19 Mar 2013

International Transport, Trade & Energy, Case Note 1, Vereeniging Meat Packers (PTY) Ltd v Lykes Lines Ltd LLC

Practice Area(s): Shipping & Logistics |

Case No. AR265/2010 KwaZulu-Natal High Court, Pietermaritzburg (on appeal to the full court against the judgment of Swain J in Case No. A11/2006 KwaZulu-Natal High Court, Durban)

We acted in this matter for Lykes Lines Ltd LLC ("the Plaintiff shipping line").  During 2006 the Plaintiff shipping line instituted action against Vereeniging Meat Packers (Pty) Ltd ("the Defendant") in the Durban and Coast Local Division (as it then was) of the High Court of South Africa, for payment of the sum of US$ 21,601.25 for breach of a contract of carriage.  The breach was the Defendant's failure to return a shipping container to the Plaintiff shipping line.

The bill of lading evidencing the contract of carriage contained the following provision:

"If Containers supplied by or for the Carrier are unpacked at the Merchant's premises, the Merchant is responsible for returning the empty Container in working condition with interiors brushed and cleaned.  The Container must be returned to the point or place designated by the Carrier within the time prescribed failing which the Merchant will be liable for all resulting direct, incidental and consequential damages including demurrage, detention and per diem charges, however designated."

It was common cause that the Defendant, as the holder of the bill of lading, was bound by its terms in its capacity as "the Merchant".  It was also common cause that the container had not been returned to the Plaintiff shipping line.  The truck transporting the container from the port of Durban to the Defendant's premises in Vereeniging, had been hijacked en route and the container stolen.

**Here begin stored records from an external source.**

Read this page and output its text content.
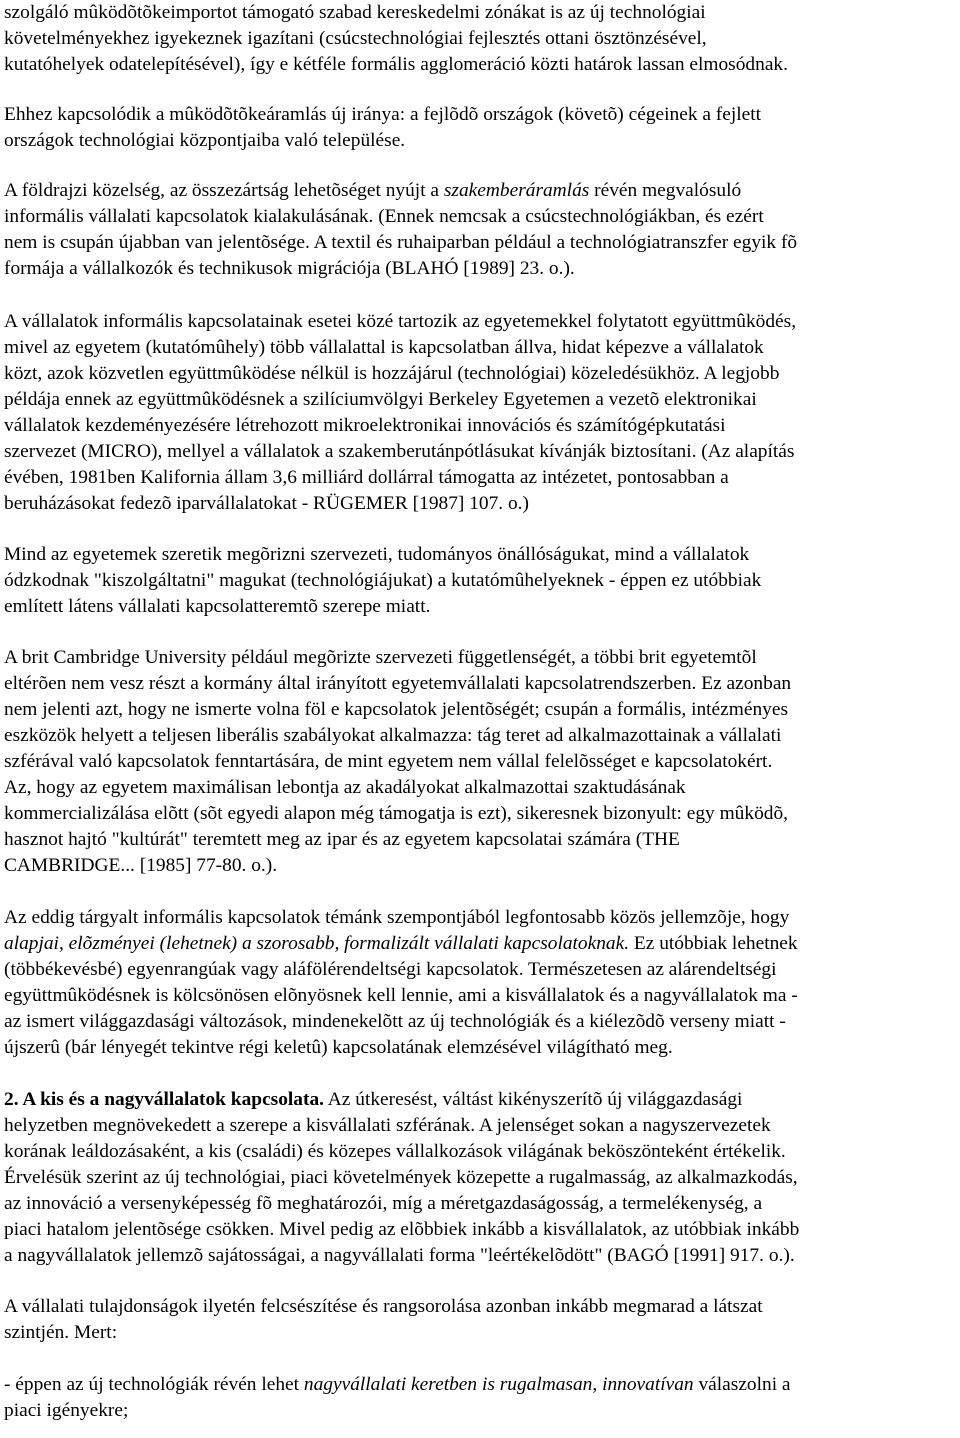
szolgáló mûködõtõkeimportot támogató szabad kereskedelmi zónákat is az új technológiai
követelményekhez igyekeznek igazítani (csúcstechnológiai fejlesztés ottani ösztönzésével,
kutatóhelyek odatelepítésével), így e kétféle formális agglomeráció közti határok lassan elmosódnak.

Ehhez kapcsolódik a mûködõtõkeáramlás új iránya: a fejlõdõ országok (követõ) cégeinek a fejlett
országok technológiai központjaiba való települése.

A földrajzi közelség, az összezártság lehetõséget nyújt a szakemberáramlás révén megvalósuló
informális vállalati kapcsolatok kialakulásának. (Ennek nemcsak a csúcstechnológiákban, és ezért
nem is csupán újabban van jelentõsége. A textil és ruhaiparban például a technológiatranszfer egyik fõ
formája a vállalkozók és technikusok migrációja (BLAHÓ [1989] 23. o.).

A vállalatok informális kapcsolatainak esetei közé tartozik az egyetemekkel folytatott együttmûködés,
mivel az egyetem (kutatómûhely) több vállalattal is kapcsolatban állva, hidat képezve a vállalatok
közt, azok közvetlen együttmûködése nélkül is hozzájárul (technológiai) közeledésükhöz. A legjobb
példája ennek az együttmûködésnek a szilíciumvölgyi Berkeley Egyetemen a vezetõ elektronikai
vállalatok kezdeményezésére létrehozott mikroelektronikai innovációs és számítógépkutatási
szervezet (MICRO), mellyel a vállalatok a szakemberutánpótlásukat kívánják biztosítani. (Az alapítás
évében, 1981ben Kalifornia állam 3,6 milliárd dollárral támogatta az intézetet, pontosabban a
beruházásokat fedezõ iparvállalatokat - RÜGEMER [1987] 107. o.)

Mind az egyetemek szeretik megõrizni szervezeti, tudományos önállóságukat, mind a vállalatok
ódzkodnak "kiszolgáltatni" magukat (technológiájukat) a kutatómûhelyeknek - éppen ez utóbbiak
említett látens vállalati kapcsolatteremtõ szerepe miatt.

A brit Cambridge University például megõrizte szervezeti függetlenségét, a többi brit egyetemtõl
eltérõen nem vesz részt a kormány által irányított egyetemvállalati kapcsolatrendszerben. Ez azonban
nem jelenti azt, hogy ne ismerte volna föl e kapcsolatok jelentõségét; csupán a formális, intézményes
eszközök helyett a teljesen liberális szabályokat alkalmazza: tág teret ad alkalmazottainak a vállalati
szférával való kapcsolatok fenntartására, de mint egyetem nem vállal felelõsséget e kapcsolatokért.
Az, hogy az egyetem maximálisan lebontja az akadályokat alkalmazottai szaktudásának
kommercializálása elõtt (sõt egyedi alapon még támogatja is ezt), sikeresnek bizonyult: egy mûködõ,
hasznot hajtó "kultúrát" teremtett meg az ipar és az egyetem kapcsolatai számára (THE
CAMBRIDGE... [1985] 77-80. o.).

Az eddig tárgyalt informális kapcsolatok témánk szempontjából legfontosabb közös jellemzõje, hogy
alapjai, elõzményei (lehetnek) a szorosabb, formalizált vállalati kapcsolatoknak. Ez utóbbiak lehetnek
(többékevésbé) egyenrangúak vagy aláfölérendeltségi kapcsolatok. Természetesen az alárendeltségi
együttmûködésnek is kölcsönösen elõnyösnek kell lennie, ami a kisvállalatok és a nagyvállalatok ma -
az ismert világgazdasági változások, mindenekelõtt az új technológiák és a kiélezõdõ verseny miatt -
újszerû (bár lényegét tekintve régi keletû) kapcsolatának elemzésével világítható meg.

2. A kis és a nagyvállalatok kapcsolata. Az útkeresést, váltást kikényszerítõ új világgazdasági
helyzetben megnövekedett a szerepe a kisvállalati szférának. A jelenséget sokan a nagyszervezetek
korának leáldozásaként, a kis (családi) és közepes vállalkozások világának beköszönteként értékelik.
Érvelésük szerint az új technológiai, piaci követelmények közepette a rugalmasság, az alkalmazkodás,
az innováció a versenyképesség fõ meghatározói, míg a méretgazdaságosság, a termelékenység, a
piaci hatalom jelentõsége csökken. Mivel pedig az elõbbiek inkább a kisvállalatok, az utóbbiak inkább
a nagyvállalatok jellemzõ sajátosságai, a nagyvállalati forma "leértékelõdött" (BAGÓ [1991] 917. o.).

A vállalati tulajdonságok ilyetén felcsészítése és rangsorolása azonban inkább megmarad a látszat
szintjén. Mert:

- éppen az új technológiák révén lehet nagyvállalati keretben is rugalmasan, innovatívan válaszolni a
piaci igényekre;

The container in question was not owned by the Plaintiff shipping line.  It was on lease to a subsidiary of the same holding company of which the Plaintiff shipping line was also a subsidiary.  The lease agreement provided for a replacement value for the container of US$ 21,000 if it was damaged beyond economical repair, lost or destroyed. 

The court of first instance (in Durban) found that two issues arose for consideration:

  1. whether the Plaintiff shipping line had established that it had suffered a financial loss occasioned by the loss of the container; and
  2. whether the Defendant was liable to compensate the Plaintiff shipping line for the loss suffered.

The court answered both issues in the affirmative and granted judgment in favour of the Plaintiff shipping line.  In finding for the Plaintiff, the court relied on, inter alia, the oral evidence of the Plaintiff shipping line's Director of Operations regarding an "internal arrangement", in terms of which any loss of a container on lease by the holding company's subsidiary leasing company to the Plaintiff shipping line, would be paid for by the holding company, which would then recover the amount paid from the Plaintiff shipping line.

The Defendant appealed against the judgment of the court of first instance, to the full court in Pietermaritzburg.  The full court overturned the judgment of the court of first instance.  The full court found:

  1. that the written document evidencing the "internal arrangement" had not been produced at the trial and that the court of first instance ought to have found the oral evidence of the Plaintiff's Director of Operations inadmissible;
  2. that the Plaintiff shipping line had pleaded a case based on the value of the container not the declared value referred to in the lease agreement;
  3. that even if the Plaintiff shipping line was liable to its holding company for payment of the sum of US$ 21,000, it did not follow that the Plaintiff shipping line was entitled to sue for the loss;
  4. that the Plaintiff shipping line's claim was one for "special damages", that it had failed to prove that its damages were within the contemplation of the parties and so had failed to prove the quantum of the claim.

The full court, with respect, erred in its findings in a number of respects, in particular its finding that the Plaintiff shipping line's damages are by nature "special damages".  The unfortunate effect of this finding is that a shipping line will now be precluded from recovering its actual damages in respect of leased containers.  Such claims will be determined with reference to the proved market value of the particular container, at the time of the loss.

It is standard practice within the shipping industry that if a leased container is lost or damaged beyond repair, a "'declared value" (as reflected in the lease agreement) is payable to the entity from which the container is leased.  It is also standard practice, around the world, that the shipping line recovers such "declared value" as damages from the Merchant.

Given the importance of these principles to the Plaintiff shipping line, and to the shipping industry as a whole, the Plaintiff shipping line applied for, and was granted, special leave to appeal against the judgment of the full court, by the Supreme Court of Appeal.  The appeal was argued in the SCA in February this year and judgment was reserved.